Collegues at the Bellevue Mental Hospital, Def Jam Records Inc.,
Johns Hopkins Medical University, and Toys 'R Us are in concert with
my hypothesis, theories, and ideas. They are all in agreement that
more study and review is needed in this arena of medicine. I have
applied for a $500 Billion bailout for study and research and a few
luxury amenities for myself (Mustang Ranch, Nevada trips for me and
the staff, and dubs for my Prius). President-elect Obama has been
apprised of this situation and receives daily updates as to which
rapper is next believed to contract the illness as such. The Central
Intelligence Agency (CIA), the Federal Bureau of Investigation (FBI),
the Secret Service, MI6, Scotland Yard, and Elmer Fudd are conducting
intelligence quotient (IO) tests on secretly on unsuspecting rappers,
as we speak, in order to compile and update their existing files of
low intelligence rappers.

Such a twist of fate that belies our 'mos def freestylin'
word-slangin' prophets. That there by the grace of God, he shall
speak. But, there by the grace of God, when he speaks with mouths
full of 'bling', his head will go BOOM !!!
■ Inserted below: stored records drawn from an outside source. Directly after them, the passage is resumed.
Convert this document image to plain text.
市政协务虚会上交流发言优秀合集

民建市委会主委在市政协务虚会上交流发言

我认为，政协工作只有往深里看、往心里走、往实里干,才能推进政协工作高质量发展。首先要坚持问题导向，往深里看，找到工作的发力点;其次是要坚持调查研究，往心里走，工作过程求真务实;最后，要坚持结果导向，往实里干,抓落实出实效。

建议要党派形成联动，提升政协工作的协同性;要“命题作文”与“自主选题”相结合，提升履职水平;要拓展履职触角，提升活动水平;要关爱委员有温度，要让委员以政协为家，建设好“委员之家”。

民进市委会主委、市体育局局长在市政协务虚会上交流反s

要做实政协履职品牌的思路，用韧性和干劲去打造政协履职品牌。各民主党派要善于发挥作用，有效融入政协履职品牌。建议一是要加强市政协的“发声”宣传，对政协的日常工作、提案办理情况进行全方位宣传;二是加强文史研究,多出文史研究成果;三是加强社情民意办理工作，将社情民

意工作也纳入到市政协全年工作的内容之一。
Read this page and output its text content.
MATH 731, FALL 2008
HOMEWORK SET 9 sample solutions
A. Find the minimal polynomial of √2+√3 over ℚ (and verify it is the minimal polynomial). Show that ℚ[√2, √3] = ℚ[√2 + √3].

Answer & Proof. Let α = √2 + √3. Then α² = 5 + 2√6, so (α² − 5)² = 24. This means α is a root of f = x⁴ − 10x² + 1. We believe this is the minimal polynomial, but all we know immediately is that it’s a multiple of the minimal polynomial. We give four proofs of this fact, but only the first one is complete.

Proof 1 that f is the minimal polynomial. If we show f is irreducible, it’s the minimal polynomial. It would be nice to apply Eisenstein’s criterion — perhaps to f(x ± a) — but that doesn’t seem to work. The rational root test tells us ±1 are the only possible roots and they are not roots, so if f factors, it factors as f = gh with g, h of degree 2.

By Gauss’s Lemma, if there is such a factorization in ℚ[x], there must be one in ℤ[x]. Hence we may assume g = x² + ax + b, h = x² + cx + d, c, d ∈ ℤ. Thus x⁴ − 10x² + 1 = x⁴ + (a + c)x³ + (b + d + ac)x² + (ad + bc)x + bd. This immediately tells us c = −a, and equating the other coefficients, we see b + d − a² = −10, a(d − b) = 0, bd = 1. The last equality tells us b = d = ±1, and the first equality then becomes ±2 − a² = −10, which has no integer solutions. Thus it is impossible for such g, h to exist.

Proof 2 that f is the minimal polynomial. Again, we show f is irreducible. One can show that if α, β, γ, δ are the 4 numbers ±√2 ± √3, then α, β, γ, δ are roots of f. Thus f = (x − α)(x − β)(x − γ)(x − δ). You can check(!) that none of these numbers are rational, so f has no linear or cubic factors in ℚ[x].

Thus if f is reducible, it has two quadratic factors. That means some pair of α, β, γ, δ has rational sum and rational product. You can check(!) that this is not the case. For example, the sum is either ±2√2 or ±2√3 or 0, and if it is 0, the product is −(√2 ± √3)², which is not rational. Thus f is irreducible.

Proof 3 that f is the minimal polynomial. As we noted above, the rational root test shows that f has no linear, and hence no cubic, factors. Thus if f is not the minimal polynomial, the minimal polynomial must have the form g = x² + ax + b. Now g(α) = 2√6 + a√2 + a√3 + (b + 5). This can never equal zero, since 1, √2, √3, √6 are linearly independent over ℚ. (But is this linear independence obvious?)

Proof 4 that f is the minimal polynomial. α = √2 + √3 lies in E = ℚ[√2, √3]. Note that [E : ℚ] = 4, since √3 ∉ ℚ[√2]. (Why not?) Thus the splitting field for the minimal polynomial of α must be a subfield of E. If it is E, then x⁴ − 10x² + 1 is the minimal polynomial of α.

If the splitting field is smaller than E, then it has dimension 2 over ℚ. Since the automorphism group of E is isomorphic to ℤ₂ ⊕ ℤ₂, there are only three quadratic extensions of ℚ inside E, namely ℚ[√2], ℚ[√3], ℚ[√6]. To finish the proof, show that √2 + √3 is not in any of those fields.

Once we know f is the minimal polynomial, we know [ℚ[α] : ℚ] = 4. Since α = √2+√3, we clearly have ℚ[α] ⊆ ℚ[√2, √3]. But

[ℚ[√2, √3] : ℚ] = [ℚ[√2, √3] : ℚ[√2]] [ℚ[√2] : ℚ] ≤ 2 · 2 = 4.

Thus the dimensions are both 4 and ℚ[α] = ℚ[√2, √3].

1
My services are rendered to expose the truth regards the death of our
nations rappers. Word !!!


2092 days ago

Rip It Up    

He's a pig, but he admits it.

2092 days ago

wasted days and wasted nights    

Was she hot or devine?

2092 days ago


What a great role model. Right up there with Wesley Snipes...

Well, at least Obama was elected and has a shot to undo the damage of these idiots.

2092 days ago


Who doesn't want a BJ after a night of heavy drinking ahahahaaaaaa you got caught son!